Trinotji Isliko Adu, menambahkan bahwa ada fakta lain bahwa mereka juga menemukan bahwa dokumen persetujuan transfer uang Rp 3 M ke PT Mahkota, surat hutang Rebeca ke PT Mahkota baru keluar setelah temuan raibnya uang mereka jadi masalah. Bahkan surat hutang tersebut baru dibawa Aci Ely setelah pergi ke Jakarta pada Januari 2020.
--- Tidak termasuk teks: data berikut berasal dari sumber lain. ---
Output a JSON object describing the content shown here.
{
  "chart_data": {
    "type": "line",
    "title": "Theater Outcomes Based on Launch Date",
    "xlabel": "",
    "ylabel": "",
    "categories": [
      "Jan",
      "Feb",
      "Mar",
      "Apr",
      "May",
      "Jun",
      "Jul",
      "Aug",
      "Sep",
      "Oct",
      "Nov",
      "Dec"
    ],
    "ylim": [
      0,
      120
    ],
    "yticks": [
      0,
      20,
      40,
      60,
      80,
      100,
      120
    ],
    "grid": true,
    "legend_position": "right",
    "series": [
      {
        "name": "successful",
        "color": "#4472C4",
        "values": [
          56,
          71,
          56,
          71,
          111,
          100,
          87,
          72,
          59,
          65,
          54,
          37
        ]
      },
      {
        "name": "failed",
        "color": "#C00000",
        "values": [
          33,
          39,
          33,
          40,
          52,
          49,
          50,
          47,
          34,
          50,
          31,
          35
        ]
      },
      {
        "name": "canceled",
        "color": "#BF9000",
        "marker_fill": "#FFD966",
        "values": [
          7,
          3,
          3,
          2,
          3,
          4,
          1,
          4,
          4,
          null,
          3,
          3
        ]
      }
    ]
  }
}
Fakta janggal lain adalah tidak adanya konfirmasi dari pihak Bank ke Nasabah Rebeca terkait transfer uang Rp3 Milyar ke PT Mahkota.

Keterangan berbeda dari Angel terkait rekaman konfirmasi, awal pengakuan ke pihak Rebeca dan managemen bank saat audiensi bahwa konfirmasi transfer uang 3 M ke PT Mahkota lewat HP JT, dan pengambilan 10 juta lewat mesin voice record bank. Namun saat pertemuan berikutnya keterangan berubah, konfirmasi pengambilan 10 juta lewat hp JT dan transfer 3 Milyar ada di voice record.

Terdaoat juga perbedaan antara rekaman suara konfirmasi teler ke nasabah untuk transfer 3 M di Bank yang diperdengarkan ke nasabah di Bank  dan dengan yang dijadikan alat bukti ke Polda NTT, baik durasi dan redaksi percakapan.

Sementara kuasa hukum Rebeca Adu Tadak Michael Feka,SH.M.Hum tidak dapat hadir karena ada kedukaan.

Melkianus Nona selaku penasihat hukum menyatakan dari semua fakta kronologis dari proses awal sampai terjadi raibnya uang 3 m milik kliennya,  disinyalir ada indikasi pemalsuan dokumen dan proses yang diluar prosedur berlaku.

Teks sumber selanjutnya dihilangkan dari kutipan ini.